The issue, though completely meaningless, is rather good fun even if one or two of the depicted creatures are rather creepy (snake and vampire bat) but I suppose that creepy creatures, along with a cuddly koala, are just what appeal to children. Of course the total face value of £6.05p will have little appeal to children and adults alike. Rating:- ***.
The Fun Fruit and Vegetable stamps of 2003:-
Royal Mail is to issue another one of its overpriced "Commemorative sheets" (total face value £6.40p but sold for an outrageous £14.95p). This issue will commemorate a worthy subject - the Centenary of the first ANZAC Day and will be made up of 10 "Poppy" stamps with attached labels as part of its ongoing series of issues which commemorate the centenary of The First World War. Rating:- ***.
A few weeks ago I was on board a ship that was cruising along the coast of Mozambique. The weather was quite poor for much of the trip but the ship called at some small coastal towns which had post offices. At Inhambane, the sea was so rough that I declined to get into a zodiac boat and so missed the chance to visit the post office there but another passenger, rather braver than I, did go ashore and told me that he called at the post office to buy a stamp to put on a postcard to send home to England. He told me that there were NO postage stamps available at the post office and that he was given a label, presumably computer-generated, to put on his card. Unfortunately I did not get to see the item.
We also called at Mozambique Island, a very interesting UNESCO World Heritage Site. I visited the post office there which was open but, strangely, with no-one around to serve any customers, not that there were any apart from myself. A motor scooter drove right into the post office and the rider dismounted and turned out to be the post office clerk. Being unable to speak Portuguese, I struggled to communicate that I wanted to buy stamps for use on postcards and eventually the counter assistant understood my needs but told me that they had NO postage stamps. The office was closing for the Muslim holiday but the clerk took time to show me what he did have for sale - postcards but not pre-stamped.
Despite not obtaining any stamps I did discover what was important to me to know - that it did not appear that postage stamps were in regular use and, very importantly, the vast number of items produced by Stamperija appear to receive no usage whatsoever, at least in these 2 ordinary post offices. But I suppose that is not really at all surprising.

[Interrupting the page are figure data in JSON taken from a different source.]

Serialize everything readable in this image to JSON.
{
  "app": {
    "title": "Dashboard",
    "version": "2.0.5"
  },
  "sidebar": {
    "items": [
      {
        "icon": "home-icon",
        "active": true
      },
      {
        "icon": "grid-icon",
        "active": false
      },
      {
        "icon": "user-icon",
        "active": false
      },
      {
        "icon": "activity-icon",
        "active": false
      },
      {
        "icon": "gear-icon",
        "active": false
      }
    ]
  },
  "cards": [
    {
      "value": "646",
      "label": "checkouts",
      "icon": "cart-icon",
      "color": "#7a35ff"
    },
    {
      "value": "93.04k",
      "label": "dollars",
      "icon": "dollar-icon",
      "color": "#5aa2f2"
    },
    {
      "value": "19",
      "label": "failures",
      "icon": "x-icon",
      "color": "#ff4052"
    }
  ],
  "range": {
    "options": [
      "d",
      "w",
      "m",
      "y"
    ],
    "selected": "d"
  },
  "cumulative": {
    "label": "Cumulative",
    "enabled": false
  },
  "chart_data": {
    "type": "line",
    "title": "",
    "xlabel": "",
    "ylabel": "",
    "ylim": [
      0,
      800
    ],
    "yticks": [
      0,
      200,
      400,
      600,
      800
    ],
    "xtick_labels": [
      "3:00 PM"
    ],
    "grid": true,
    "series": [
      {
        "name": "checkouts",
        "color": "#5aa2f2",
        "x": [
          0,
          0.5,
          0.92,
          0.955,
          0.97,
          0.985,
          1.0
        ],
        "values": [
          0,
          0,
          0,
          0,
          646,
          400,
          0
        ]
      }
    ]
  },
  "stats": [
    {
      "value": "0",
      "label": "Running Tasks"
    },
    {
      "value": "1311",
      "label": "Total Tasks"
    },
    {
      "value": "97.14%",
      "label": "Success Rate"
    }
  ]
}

And while I'm on the subject of Mozambique, has anyone seen this stamp which is said to have been issued on 29 November 2013? I once saw a sheet of 25 being offered for sale on an Internet auction site and recall that when Stamperija added it to a list of their more typical products it was stated the items were sold out. You can find it pictured on the websites of dealers who sell Stamperija products but all of them state that it is sold out.
Although the subject has no real relevance to Mozambique, it looks to me as though it may have actually been sold in Mozambique for use on ordinary mail given that it was produced in ordinary sheets with a face value that would be compatible with postal rates. I wonder if it was a stamp that was donated to the Mozambique Post Office by The Chinese People's Republic as we have seen happen with stamp issues of other countries. I wonder if it will turn up on an item of mail one day.
IGPC has released some new items in the name of the postal administration of Tanzania.
There is a sheetlet of 3 different stamps on the subject of Birds of Africa and 1 sheetlet of 4 different stamps and 1 miniature sheet on the subject of the Grey Crowned Crane. The date of issue is not yet known. Rating:- **. Post scriptum:- update in Blog 741.